The investigators applied CT to the 50 - 60% of their patients who, at the first examination, did not require urgent operation, but retained equivocal signs of appendicitis. The main claim is that this use of CT enabled them to reduce their negative appendicectomy rate from about 20% to 7-10%. This is useful, but it is a serious matter to apply CT so widely when it is known that about one-third of patients who present with suspected appendicitis will settle spontaneously over 24-36 hours (acute non-specific abdominal pain or NSAP). There is now substantial evidence that close bedside supervision (Active Observation) can identify these patients; among those others who go on to develop signs of the need for operation the negative appendicectomy rate is 5-7%, and there is no significant rise in the perforation rate (5). In the occasional obscure case CT will be helpful, but before CT is used with any freedom in this field it must be remembered that most acute appendicitis occurs in the young, and some of the women scanned will carry an early unsuspected pregnancy.

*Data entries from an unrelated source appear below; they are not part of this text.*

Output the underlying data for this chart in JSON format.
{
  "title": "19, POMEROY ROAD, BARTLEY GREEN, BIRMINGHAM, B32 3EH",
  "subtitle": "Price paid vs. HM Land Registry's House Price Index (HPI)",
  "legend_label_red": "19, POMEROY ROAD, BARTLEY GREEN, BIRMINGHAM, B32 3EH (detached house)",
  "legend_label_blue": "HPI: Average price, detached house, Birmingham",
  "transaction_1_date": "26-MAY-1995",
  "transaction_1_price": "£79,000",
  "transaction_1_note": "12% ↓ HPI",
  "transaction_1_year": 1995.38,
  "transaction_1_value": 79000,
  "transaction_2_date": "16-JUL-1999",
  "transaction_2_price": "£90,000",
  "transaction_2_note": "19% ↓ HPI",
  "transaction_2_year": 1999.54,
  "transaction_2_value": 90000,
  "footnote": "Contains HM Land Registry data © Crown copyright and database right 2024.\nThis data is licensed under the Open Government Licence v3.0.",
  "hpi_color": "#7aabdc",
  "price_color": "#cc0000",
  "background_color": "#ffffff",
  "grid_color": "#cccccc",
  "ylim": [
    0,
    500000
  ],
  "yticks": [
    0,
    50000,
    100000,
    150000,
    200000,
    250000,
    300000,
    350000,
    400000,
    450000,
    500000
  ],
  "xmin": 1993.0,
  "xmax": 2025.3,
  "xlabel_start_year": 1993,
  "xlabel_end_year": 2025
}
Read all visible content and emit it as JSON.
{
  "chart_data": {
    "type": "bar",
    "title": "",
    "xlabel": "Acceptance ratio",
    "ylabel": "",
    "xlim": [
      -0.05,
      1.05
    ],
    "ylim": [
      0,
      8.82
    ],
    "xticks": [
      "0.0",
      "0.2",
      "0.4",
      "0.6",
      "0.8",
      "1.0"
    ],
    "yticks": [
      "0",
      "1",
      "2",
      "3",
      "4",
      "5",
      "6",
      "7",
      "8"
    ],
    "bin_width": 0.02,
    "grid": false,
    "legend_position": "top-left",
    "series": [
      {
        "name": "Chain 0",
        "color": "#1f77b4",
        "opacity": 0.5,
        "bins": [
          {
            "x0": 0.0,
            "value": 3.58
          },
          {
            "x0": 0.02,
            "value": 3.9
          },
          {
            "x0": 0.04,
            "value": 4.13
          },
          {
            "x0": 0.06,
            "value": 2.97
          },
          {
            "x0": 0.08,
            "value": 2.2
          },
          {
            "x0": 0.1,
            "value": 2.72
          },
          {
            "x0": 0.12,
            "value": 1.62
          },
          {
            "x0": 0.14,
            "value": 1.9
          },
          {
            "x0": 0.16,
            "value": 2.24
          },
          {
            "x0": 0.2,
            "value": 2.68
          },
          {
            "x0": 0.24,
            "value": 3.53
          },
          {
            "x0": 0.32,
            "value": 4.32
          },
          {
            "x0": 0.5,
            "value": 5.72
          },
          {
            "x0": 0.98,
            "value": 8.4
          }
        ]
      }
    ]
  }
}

These remarks do not detract from the value of CT in the management of other aspects of the acute abdomen, especially in closed abdominal trauma, and in selected patients with severe acute pancreatitis, acute colonic diverticulitis, and possible small bowel strangulation. Here the balance is quite different, and concern over radiation dosage takes second place to the production of vital information which may, for example, allow preservation of the spleen in an injured child.

Peter F Jones
Emeritus Clinical Professor of Surgery
University of Aberdeen

1. Rehani MM, Berry M. Radiation doses in computed tomography. BMJ 2000; 320: 593-4.(4 March).

2. Cho SS, Buckingham JM, Pierce M, Hardman DT. Computed tomography in the diagnosis of equivocal appendicitis. Austr NZ J Surg 1999; 69: 664- 7.

3. Stroman DL, Bayouth CU, Kuhn JL, Westmoreland M, Jones RC, Fisher TL, et al. The role of computed tomography in the diagnosis of acute appendicitis. Am J Surg 1999; 178: 485-9.

4. Rao PM, Rhea JT, Rattner DW, Venus LG, Novelline RA. Introduction of appendiceal CT. Impact on negative appendicectomy and appendiceal perforation rates. Ann Surg 1999; 229:344-9.

5. Jones PF, Bagley FH. Acute appendicitis. In: Jones PF, Krukowski ZH, Youngson GG,eds. Emergency Abdominal Surgery. London: Chapman and Hall, 1998: 48-52.